Durante unos instantes, sostiene la mirada de la joven. Luego baja los ojos, vuelve a su diván y al jarro de vino.

—Mi relegación inicial en Campania no fue la sanción deshonrosa que Nerón deseaba. Pese a las dificultades de que ya te he hablado, el soplo divino de la providencia lo guiaba todo y esta casa se convirtió en el refugio del bienestar, de la felicidad conyugal y de las sanas interacciones con el mundo. Contrariamente a lo que afirmaba Cicerón, que había vivido en esta ciudad en los gloriosos tiempos de la República, y para quien era más fácil llegar a senador en Roma que a decurión en Pompeya, conseguí que me eligieran consejero municipal, y dividía mi tiempo entre los asuntos públicos, el aprendizaje de mis tareas de terrateniente y la renovación de mi
domus
, secundado en todos los terrenos por mi mujer, la cual, como esposa perfecta, se integró por completo en nuestra nueva existencia, hasta el punto de hacerme olvidar el significado de la palabra «exilio». Confieso haber dejado de lado, en esa época, el estudio de los textos estoicos y mis deberes para con mis amigos proscritos. ¿Qué me importaba a mí seguir avanzando por el camino de la sabiduría, cuando pensaba haber puesto en práctica nuestras teorías? Imaginaba que en Pompeya había conseguido vivir de acuerdo con la razón, sin dolor, sin pasión, guiado por la sinceridad de la naturaleza divina y la sociabilidad humana preconizadas por mis maestros… ¡Comprendí demasiado tarde que todo eso no era más que orgullo, vanidad de alumno ignorante que, por haber oído un día un fragmento de dialéctica, se sitúa de pronto por encima de los maestros en la conquista del ideal y se toma a sí mismo por Dios!

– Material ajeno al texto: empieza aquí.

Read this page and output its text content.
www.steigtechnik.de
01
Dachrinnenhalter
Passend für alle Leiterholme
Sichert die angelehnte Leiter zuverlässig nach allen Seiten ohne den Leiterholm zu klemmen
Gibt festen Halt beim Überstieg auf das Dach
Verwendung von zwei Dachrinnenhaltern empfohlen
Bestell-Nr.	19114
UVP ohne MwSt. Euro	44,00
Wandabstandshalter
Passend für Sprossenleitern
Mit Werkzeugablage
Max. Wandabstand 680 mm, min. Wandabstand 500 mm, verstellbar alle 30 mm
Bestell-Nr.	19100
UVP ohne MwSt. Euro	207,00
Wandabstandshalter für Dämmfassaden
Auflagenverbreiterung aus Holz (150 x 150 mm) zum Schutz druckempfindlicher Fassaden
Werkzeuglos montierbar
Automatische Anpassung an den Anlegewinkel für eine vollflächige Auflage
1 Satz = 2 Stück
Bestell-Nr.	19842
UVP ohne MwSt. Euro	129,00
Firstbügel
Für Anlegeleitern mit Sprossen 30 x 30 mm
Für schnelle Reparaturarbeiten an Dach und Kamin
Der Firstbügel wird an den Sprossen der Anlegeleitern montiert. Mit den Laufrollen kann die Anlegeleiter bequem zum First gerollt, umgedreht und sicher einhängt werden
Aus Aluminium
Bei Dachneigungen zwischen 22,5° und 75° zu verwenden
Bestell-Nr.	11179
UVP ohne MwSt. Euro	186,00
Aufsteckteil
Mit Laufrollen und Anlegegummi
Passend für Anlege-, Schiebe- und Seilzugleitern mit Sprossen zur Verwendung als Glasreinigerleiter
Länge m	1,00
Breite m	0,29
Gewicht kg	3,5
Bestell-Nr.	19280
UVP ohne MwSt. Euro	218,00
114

—¿Fue la muerte de vuestra esposa lo que…?

—Sí, Livia —responde—. Fue el abismo lo que de pronto se abrió ante mí… ¡El pesar indescriptible, el inconcebible sufrimiento, esa enfermedad infecta y repugnante que, en mi burda arrogancia, decía haber vencido! Oh, qué loco y cobarde era… Querer escapar a la muerte, al tiempo, al orden divino, al destino…

Unas lágrimas velan el brillo de los ojos de Javoleno. Siguiendo un impulso, Livia se levanta para acercarse a él y ponerle una mano en el hombro. Pero se contiene y permanece detrás de la mesa, muda.

—Lo perdí todo por mi culpa —prosigue, secándose la cara con el dorso de la mano—. ¿Por qué querer un hijo? ¿Por qué desear más, cuando estaba colmado? Rechacé el mundo tal como es, no me contenté con el presente y con mi justo lugar en el orden cósmico, esperé, quise, exigí… y la ilusión de mi vida se derrumbó.

Aun sin comprender todo el pensamiento estoico que impregna las palabras del filósofo, Livia está profundamente emocionada por su pena y lo que ella percibe como remordimientos. Aleja la tentación de ir a consolarlo pensando en su propio pasado: ella tampoco era consciente de su felicidad y de su suerte cuando era pequeña; para la mayoría de los hombres, la felicidad solo se vuelve algo concreto cuando se ha perdido.

—Como cuando murió mi madre, mi querida tía acudió inmediatamente en mi ayuda —dice, vaciando la jarra de vino en su copa—. Nerón ya no estaba, Vespasiano triunfaba, Faustina Pulcra era la viuda de un héroe, no paró hasta conseguir que volviera a Roma, al Senado. Eso lo sabes.

—Siempre he sabido el inmenso cariño que sentía por vos, pese a su silencio sobre vuestra persona.

—Me quería con pudor, sin ostentación, sin temor, pero me quería, en efecto. Con todas las cualidades de un estoico. Mejor de lo que nunca he querido yo. A ti también te quería.